Il en avait fait l’une des tables les plus prestigieuses au monde. Le chef danois René Redzepi a annoncé, jeudi 12 mars, sa démission du restaurant Noma, qu’il avait cofondé en 2003, à la suite d’accusations de violences envers ses équipes.
Cette annonce constitue un coup de tonnerre pour le monde de la haute cuisine, confronté à une libération de la parole ces dernières années au sujet du traitement infligé aux employés dans un secteur réputé aux conditions de travail très dures.
« Après plus de deux décennies passées à construire et diriger ce restaurant, j’ai décidé de me retirer », a déclaré M. Redzepi sur Instagram, où le dirigeant du restaurant emblématique de la gastronomie scandinave a posté une vidéo. Visiblement ému, il s’excuse devant ses équipes.
Alors que le chef devait commencer une résidence de son restaurant à Los Angeles, en Californie, avec des réservations au prix de 1 500 dollars (1 300 euros) par personne, le New York Times a publié récemment une enquête faisant état de violences physiques et d’humiliations publiques de la part du chef envers ses équipes.
Cet article, basé sur des témoignages d’anciens employés qui considèrent que « la peur » est devenue le moteur de l’excellence du restaurant, et couvrant la période de 2009 à 2017, évoque des coups de poing à des employés, des coups portés avec des équipements de cuisine, ainsi que des menaces du restaurateur qui disait compter utiliser son influence pour ternir la réputation de travailleurs dans le secteur.
Le restaurant trois-étoiles de Copenhague avait fermé en 2024, sans lien à ce stade avec ces accusations.
Les changements « ne réparent pas le passé »

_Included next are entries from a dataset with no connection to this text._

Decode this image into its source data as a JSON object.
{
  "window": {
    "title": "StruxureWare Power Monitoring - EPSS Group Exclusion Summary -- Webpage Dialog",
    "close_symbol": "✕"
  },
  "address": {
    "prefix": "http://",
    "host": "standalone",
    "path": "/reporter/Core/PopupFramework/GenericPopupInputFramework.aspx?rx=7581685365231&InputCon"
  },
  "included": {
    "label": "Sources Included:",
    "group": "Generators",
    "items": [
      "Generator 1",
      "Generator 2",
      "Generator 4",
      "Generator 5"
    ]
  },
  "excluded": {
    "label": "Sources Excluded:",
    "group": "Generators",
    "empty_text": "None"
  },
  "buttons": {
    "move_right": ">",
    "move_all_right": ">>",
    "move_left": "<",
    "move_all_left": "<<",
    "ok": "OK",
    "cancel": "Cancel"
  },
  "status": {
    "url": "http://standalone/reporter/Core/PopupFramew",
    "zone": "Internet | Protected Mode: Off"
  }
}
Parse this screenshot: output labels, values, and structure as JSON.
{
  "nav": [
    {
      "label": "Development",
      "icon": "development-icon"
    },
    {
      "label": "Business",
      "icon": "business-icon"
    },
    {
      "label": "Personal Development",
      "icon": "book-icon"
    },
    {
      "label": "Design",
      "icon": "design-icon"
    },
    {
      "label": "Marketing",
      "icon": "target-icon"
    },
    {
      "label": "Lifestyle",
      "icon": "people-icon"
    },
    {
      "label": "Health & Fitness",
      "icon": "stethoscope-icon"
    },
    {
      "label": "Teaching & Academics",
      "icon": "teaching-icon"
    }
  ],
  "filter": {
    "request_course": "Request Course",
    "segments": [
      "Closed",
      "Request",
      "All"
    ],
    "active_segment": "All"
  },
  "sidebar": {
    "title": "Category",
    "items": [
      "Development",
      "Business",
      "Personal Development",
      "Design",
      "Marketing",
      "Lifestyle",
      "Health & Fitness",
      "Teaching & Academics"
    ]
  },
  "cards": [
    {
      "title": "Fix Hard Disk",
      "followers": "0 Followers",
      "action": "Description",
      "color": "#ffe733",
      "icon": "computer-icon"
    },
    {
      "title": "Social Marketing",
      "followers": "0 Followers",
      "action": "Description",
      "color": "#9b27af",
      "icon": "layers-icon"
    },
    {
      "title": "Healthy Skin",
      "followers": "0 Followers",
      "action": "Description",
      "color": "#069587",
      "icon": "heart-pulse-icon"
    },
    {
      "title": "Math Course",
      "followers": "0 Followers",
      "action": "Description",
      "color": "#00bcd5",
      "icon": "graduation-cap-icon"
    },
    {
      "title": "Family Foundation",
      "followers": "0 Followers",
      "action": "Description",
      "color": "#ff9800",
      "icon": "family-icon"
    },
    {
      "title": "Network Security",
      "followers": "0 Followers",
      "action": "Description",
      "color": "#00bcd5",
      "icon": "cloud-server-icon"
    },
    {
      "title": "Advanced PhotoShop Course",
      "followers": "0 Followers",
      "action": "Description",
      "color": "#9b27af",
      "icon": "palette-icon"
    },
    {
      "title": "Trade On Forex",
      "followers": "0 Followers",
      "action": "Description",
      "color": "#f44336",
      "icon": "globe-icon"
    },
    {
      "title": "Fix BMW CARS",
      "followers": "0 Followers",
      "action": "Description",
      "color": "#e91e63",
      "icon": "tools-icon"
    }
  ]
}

« J’ai travaillé pour devenir un meilleur dirigeant et Noma a entrepris d’importantes actions pour transformer sa culture au fil des années. Je reconnais que ces changements ne réparent pas le passé », a souligné le chef de 48 ans. « Des excuses ne sont pas suffisantes. J’assume la responsabilité de mes actes », a-t-il affirmé, précisant avoir également démissionné du conseil d’administration d’une association caritative qu’il avait fondée.
Abréviation des mots danois « nordisk » (nordique) et « mad » (nourriture), Noma avait ouvert sur un quai du centre de Copenhague en 2003, avant de fermer en 2016 pour rouvrir deux ans plus tard dans un quartier légèrement plus excentré et arboré de la capitale danoise.
Connu pour ses plats créatifs utilisant des ingrédients fermentés ou des bouillons sophistiqués (ainsi que ses menus coûtant plusieurs centaines d’euros), Noma avait été désigné meilleur restaurant du monde pendant quatre années (2010, 2011, 2012 et 2014) dans le classement du magazine Restaurant.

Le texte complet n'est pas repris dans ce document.